Crazy to hear people talking about this stuff out in the wild. Feels like I'm on superstonk, only place I tend to hear anyone connecting these dots.

[–] Otakeb@lemmy.world 2 points 1 year ago (1 children)

Speaking of superstonk, is there a good superstonk or wsb personalfinance lemmy community? I am subbed to the beehaw finance community, but it's really not a tube yet and seems to be a bit more economics leaning than pure personal finance or investing.

The subs I spend a lot of time on were FIRE, financialindependence, wsb, and personal finance and I miss them lol.

[–] Gradually_Adjusting@lemmy.ca 2 points 1 year ago

The Canadian GameStop folks have a community on lemmy.ca, but we are still very few.

I would like to join a federated wsb community too, if there's anyone with any integrity willing to run it impartially. Anyone running such a place has a conflict of interest imo, the tendency is moral hazard. At least with single stock communities you know their motive.

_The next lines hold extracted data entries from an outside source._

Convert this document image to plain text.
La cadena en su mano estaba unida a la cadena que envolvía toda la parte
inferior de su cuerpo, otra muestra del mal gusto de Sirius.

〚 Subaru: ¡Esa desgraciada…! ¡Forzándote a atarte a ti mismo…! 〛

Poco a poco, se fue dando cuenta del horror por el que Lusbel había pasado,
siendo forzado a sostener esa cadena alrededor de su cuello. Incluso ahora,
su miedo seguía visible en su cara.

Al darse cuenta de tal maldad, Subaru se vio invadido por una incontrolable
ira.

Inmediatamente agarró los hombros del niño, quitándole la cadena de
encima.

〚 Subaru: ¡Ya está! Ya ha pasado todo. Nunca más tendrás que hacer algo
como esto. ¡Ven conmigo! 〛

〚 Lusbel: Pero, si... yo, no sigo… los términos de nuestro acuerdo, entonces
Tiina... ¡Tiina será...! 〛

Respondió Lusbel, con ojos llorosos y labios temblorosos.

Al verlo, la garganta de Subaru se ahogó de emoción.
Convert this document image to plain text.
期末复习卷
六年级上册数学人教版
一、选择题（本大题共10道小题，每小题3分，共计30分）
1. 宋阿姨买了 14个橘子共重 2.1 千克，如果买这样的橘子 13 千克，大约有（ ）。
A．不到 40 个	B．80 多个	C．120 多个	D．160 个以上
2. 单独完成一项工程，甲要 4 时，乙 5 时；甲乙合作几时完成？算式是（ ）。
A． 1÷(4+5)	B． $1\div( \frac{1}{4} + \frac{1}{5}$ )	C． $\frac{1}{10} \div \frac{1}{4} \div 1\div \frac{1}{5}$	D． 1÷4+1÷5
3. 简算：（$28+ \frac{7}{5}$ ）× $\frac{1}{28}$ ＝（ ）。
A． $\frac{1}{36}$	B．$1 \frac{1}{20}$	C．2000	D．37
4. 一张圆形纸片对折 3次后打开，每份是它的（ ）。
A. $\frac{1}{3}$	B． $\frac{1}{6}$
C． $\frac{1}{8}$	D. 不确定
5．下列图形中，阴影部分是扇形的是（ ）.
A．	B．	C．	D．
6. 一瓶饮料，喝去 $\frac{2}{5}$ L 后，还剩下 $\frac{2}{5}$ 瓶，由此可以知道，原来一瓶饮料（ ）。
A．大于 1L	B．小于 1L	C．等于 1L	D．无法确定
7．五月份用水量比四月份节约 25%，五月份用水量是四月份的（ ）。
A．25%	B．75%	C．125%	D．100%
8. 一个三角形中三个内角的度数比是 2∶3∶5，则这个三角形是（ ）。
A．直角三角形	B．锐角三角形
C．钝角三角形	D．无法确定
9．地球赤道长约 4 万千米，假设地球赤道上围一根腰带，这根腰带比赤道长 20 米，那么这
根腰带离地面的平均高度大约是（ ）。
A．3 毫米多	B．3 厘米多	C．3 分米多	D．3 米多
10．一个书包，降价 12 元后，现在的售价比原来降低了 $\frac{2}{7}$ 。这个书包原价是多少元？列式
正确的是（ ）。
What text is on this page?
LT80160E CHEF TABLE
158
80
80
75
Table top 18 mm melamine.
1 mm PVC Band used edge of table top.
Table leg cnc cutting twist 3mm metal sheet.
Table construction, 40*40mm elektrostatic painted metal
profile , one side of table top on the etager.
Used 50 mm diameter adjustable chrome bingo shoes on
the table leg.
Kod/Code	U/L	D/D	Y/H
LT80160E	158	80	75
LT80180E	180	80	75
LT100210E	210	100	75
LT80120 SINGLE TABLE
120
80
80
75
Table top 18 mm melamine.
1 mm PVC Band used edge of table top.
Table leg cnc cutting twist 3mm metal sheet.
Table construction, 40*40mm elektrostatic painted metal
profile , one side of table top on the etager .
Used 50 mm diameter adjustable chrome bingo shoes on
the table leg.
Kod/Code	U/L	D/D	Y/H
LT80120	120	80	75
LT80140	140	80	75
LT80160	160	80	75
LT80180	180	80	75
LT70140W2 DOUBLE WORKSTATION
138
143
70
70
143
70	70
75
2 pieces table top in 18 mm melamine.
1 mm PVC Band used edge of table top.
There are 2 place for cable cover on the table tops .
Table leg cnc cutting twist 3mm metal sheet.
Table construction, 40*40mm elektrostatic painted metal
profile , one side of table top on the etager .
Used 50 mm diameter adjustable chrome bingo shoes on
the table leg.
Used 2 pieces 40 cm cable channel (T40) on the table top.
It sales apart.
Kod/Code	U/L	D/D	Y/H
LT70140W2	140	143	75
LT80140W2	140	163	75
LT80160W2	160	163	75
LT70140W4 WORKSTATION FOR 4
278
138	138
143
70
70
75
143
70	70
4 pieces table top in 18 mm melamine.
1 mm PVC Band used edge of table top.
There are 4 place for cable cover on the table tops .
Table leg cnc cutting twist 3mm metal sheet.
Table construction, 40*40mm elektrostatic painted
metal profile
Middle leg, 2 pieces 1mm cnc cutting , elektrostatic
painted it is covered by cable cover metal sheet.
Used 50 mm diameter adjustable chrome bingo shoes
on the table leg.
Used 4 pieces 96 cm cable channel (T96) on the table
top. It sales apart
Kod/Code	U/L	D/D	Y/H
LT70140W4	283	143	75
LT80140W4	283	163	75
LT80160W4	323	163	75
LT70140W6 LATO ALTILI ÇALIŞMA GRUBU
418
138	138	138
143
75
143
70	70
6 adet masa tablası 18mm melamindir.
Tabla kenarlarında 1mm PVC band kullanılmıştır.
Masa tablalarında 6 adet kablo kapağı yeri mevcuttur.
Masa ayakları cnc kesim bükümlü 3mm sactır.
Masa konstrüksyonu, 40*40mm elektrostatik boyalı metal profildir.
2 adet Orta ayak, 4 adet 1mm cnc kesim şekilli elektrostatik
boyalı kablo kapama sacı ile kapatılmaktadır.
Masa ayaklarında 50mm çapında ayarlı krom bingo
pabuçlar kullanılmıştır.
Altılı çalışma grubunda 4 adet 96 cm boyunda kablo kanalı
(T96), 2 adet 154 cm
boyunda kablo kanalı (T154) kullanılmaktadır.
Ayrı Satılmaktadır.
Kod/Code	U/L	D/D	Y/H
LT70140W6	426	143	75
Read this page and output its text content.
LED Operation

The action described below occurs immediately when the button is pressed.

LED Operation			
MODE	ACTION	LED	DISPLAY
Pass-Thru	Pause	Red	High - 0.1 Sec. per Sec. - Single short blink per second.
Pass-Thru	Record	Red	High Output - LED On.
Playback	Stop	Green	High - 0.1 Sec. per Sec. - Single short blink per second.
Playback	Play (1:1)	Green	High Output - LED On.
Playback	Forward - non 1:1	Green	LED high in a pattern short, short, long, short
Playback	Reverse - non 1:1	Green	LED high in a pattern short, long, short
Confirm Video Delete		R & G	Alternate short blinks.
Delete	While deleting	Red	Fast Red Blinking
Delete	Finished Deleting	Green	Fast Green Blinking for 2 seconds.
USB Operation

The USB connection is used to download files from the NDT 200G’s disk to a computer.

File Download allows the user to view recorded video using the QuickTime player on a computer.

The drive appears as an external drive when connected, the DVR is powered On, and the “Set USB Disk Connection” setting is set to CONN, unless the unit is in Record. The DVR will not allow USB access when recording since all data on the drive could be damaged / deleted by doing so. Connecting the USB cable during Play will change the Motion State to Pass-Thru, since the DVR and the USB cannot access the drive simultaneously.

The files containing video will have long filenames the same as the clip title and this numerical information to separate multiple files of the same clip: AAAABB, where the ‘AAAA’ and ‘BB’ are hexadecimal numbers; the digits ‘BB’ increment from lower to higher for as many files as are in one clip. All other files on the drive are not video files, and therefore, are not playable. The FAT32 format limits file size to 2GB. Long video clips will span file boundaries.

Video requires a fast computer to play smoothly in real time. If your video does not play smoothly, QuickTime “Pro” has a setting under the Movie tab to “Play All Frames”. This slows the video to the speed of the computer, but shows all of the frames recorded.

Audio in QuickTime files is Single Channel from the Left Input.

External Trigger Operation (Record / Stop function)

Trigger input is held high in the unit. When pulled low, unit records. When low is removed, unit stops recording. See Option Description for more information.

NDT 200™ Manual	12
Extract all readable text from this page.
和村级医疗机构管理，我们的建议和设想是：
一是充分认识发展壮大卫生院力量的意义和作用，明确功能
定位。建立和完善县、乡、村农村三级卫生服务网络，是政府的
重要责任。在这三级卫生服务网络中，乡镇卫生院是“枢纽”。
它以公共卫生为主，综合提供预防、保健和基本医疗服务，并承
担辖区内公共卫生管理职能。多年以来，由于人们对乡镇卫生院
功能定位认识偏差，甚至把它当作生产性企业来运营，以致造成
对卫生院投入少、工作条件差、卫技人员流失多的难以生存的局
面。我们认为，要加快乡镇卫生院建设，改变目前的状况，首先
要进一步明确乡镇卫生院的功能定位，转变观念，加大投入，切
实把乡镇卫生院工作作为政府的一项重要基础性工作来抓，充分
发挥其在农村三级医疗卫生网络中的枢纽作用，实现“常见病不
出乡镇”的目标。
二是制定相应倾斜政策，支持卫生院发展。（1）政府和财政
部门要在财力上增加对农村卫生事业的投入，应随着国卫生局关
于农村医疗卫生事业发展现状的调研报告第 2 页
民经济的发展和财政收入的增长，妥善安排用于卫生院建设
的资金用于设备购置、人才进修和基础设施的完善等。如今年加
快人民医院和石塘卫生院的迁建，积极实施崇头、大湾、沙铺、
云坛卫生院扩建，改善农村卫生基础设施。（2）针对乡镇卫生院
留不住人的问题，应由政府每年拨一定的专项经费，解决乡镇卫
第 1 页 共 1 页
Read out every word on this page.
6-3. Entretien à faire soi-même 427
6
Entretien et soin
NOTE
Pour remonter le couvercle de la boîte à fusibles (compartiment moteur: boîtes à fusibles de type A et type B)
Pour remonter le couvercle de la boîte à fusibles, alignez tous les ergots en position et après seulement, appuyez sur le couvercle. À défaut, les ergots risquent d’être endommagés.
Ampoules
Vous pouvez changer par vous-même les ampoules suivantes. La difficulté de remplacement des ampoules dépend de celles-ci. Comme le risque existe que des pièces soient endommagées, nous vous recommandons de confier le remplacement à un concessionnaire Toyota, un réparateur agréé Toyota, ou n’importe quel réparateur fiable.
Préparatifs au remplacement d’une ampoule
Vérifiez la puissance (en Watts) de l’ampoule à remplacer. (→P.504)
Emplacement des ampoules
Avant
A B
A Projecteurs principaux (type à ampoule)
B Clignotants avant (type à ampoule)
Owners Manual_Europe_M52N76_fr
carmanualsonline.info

So why do layoffs at all if they don’t actually work? “People do all kinds of stupid things all the time,” Pfeffer says. “I don’t know why you’d expect managers to be any different.” https://www.theverge.com/2023/1/26/23571659/tech-layoffs-facebook-google-amazon

[–] fred@beehaw.org 1 points 1 year ago

I agree with most of what you said. I would say classifying SVB as a seizure is probably not accurate. The FDIC only came in when it was clear SVB was going to fold and in fact insured far more than the 250k per account guaranteed. Mainly to try and stem a run on midsize banks because

  1. Many companies had large holdings, undiversified in these banks

  2. The banks were borderline negligent with how they handled those deposits, sticking them all in “safe” government bonds that ruins liquidity.

Once the interest rate on the bonds was lower than the base borrowing rate, no one would buy the bonds instead of just buying new bonds with a much higher guaranteed return.

So, given that, I would say the FDIC instead bailed out the banks. Something they would never do for you or I, or even a business with similar valuation as any of the banks customers.